As head of school, I often find myself standing at the entrance of our building greeting our students as they arrive. Most of the time, I find myself giving high fives, hugs, and smiles as we chat about the upcoming day. I also am able to catch up with the classes as the students make their way to the lunch room. Sitting down with them, I get to hear stories about their life, catch up on the latest and greatest, or even take part in a create-your-own-adventure story. These interactions with my students are by far the favorite part of my job. I soak it up and relish the opportunity to just be present and let them know that an adult, who isn’t mom or dad, cares about them.
Often, we are taught that the most important thing we can do as leaders in education is to ensure that we are creating a rigorous academic program – led by expert teachers with classrooms full of curriculum aligned to standards, coursework aligned to match or exceed that of our state standards. We are told that we have to prove ourselves worthy in a system that is governed today by a machine that was created to churn out identical thinkers – kids who will be the square peg in the square hole. The paradigm of education today is conformity not uniqueness and individuality. There is no longer any room for going outside of the standards and teaching the common-sense concepts that kids need to know. Instead, there is only the perpetuated mediocracy of the curriculum moving our world forward into the bleakness of uniformity.
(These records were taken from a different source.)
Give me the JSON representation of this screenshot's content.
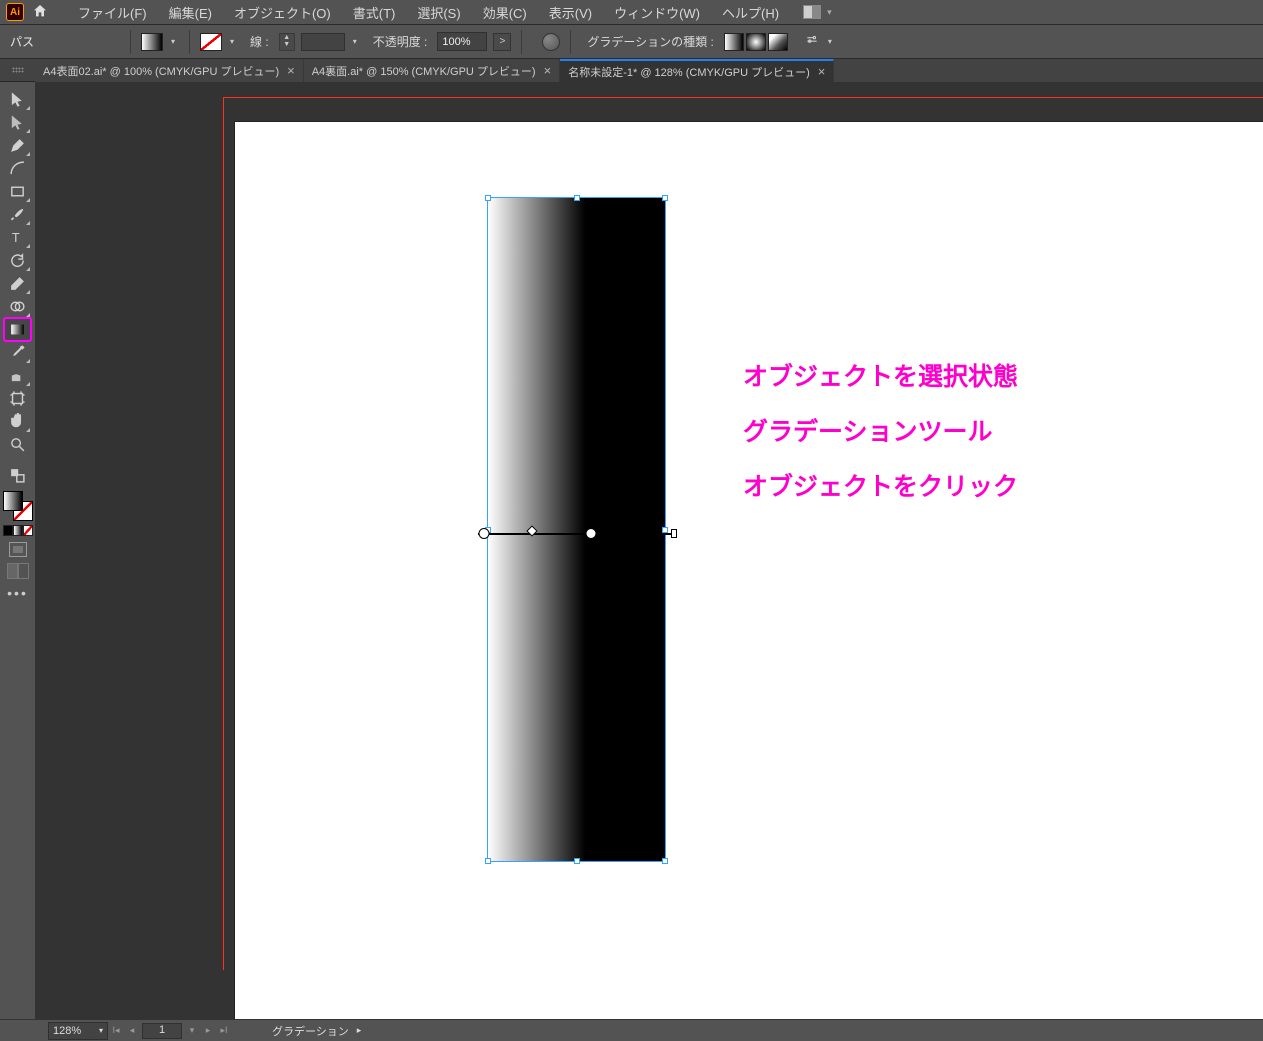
{
  "menu": {
    "items": [
      "ファイル(F)",
      "編集(E)",
      "オブジェクト(O)",
      "書式(T)",
      "選択(S)",
      "効果(C)",
      "表示(V)",
      "ウィンドウ(W)",
      "ヘルプ(H)"
    ]
  },
  "control": {
    "selection_type": "パス",
    "stroke_label": "線 :",
    "opacity_label": "不透明度 :",
    "opacity_value": "100%",
    "gradient_type_label": "グラデーションの種類 :"
  },
  "tabs": [
    {
      "label": "A4表面02.ai* @ 100% (CMYK/GPU プレビュー)",
      "active": false
    },
    {
      "label": "A4裏面.ai* @ 150% (CMYK/GPU プレビュー)",
      "active": false
    },
    {
      "label": "名称未設定-1* @ 128% (CMYK/GPU プレビュー)",
      "active": true
    }
  ],
  "annotation": {
    "line1": "オブジェクトを選択状態",
    "line2": "グラデーションツール",
    "line3": "オブジェクトをクリック"
  },
  "status": {
    "zoom": "128%",
    "page": "1",
    "tool": "グラデーション"
  },
  "close_glyph": "×"
}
I see it on the shoulders of our students. The burden that our kids are carrying – one after another walks in with a down trodden look ready to begin yet another day of academic study. I see it in the lack of interpersonal skills as kids struggle to build appropriate friendships while learning that there is give and take in all that we do together. I see it in the disrespect towards parents and authority figures. I asked myself recently a question that challenged my personal philosophies: Have we missed it?
The answer was simple yet so complex. We have missed it in the fact that we have modeled our academic institutions after a system that is already failing. Look at our Christian schools and compare it to the public school across the street – we have days created to mimic the traditional. From academic subjects to schedules, gradebooks to report cards – we are of the same system. What currently sets us apart? Is it the fact that we add chapel to our day? Intermix a prayer over our lunch? Maybe add a bible class into the mix? Even in doing that – we find ourselves monitoring the progress of those items with the same tools that our public-school counterpart thrives in: lesson plans, lectures, assessments and grades.
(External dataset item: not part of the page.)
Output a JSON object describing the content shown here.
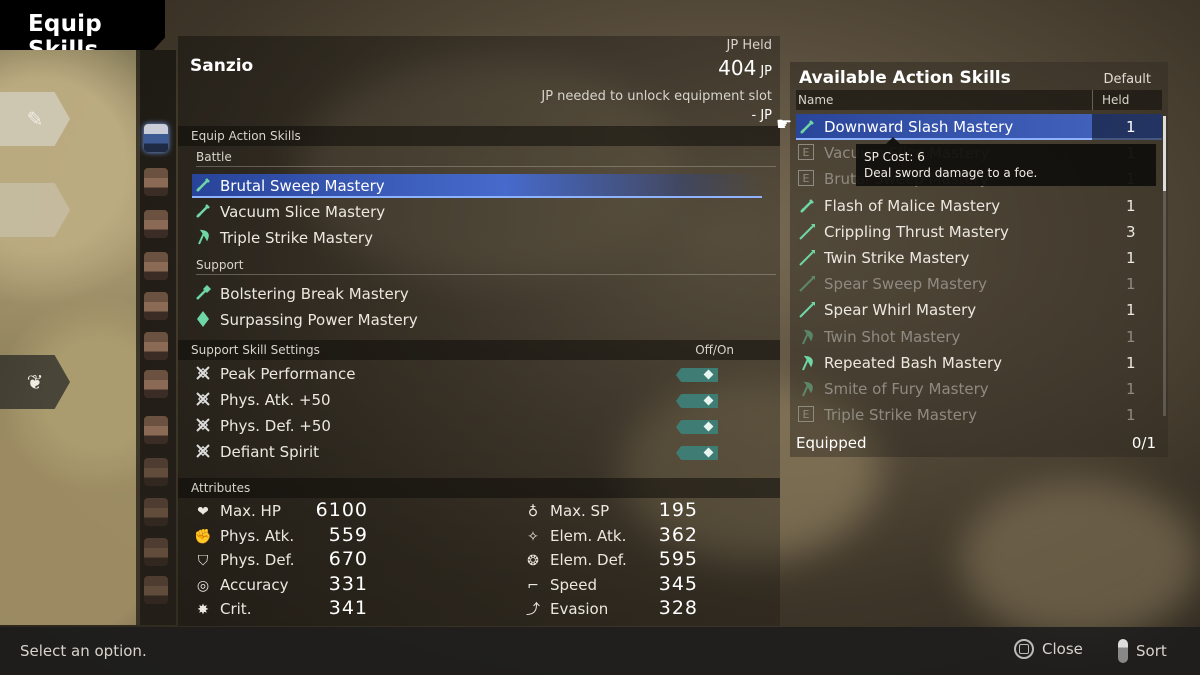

We have students that are begging for something different. Something more. We have students that want deeper relationships with those around them, teachers to care for more than just grades and academic progress. We have students that want to know their creator and experience His love and goodness in ways that they could never imagine. We have students who want to hear that it is completely ok to lay the daily burden down at the feet of Christ – being set free to focus on the destiny that the Cross empowers them to achieve.
Please know that I am in no way saying that academic development is not important – but it is less important than the spiritual formation which provides the foundation for EVERYTHING else. Here at HCA, we want to develop students who first love God and others authentically.
When asked about the greatest commandment, Jesus said “Love the Lord your God with all your heart and with all your soul and with all your mind. This is the first and greatest commandment. And the second is like it: ‘Love your neighbor as yourself.’ All the Law and the Prophets hang on these two commandments.” Matthew 22:37-40
We want our kids to excel not because of self-driven desires for wealth and status, but because of a desire to love those around us – living courageously and taking every opportunity to impact a life for the Kingdom. And yes – we do want our students to think deeply, applying themselves to the work that God brings us to. As our student’s spiritual foundation is set like concrete, the necessary framework of academic success can be built! And that my friends, is the way education should be.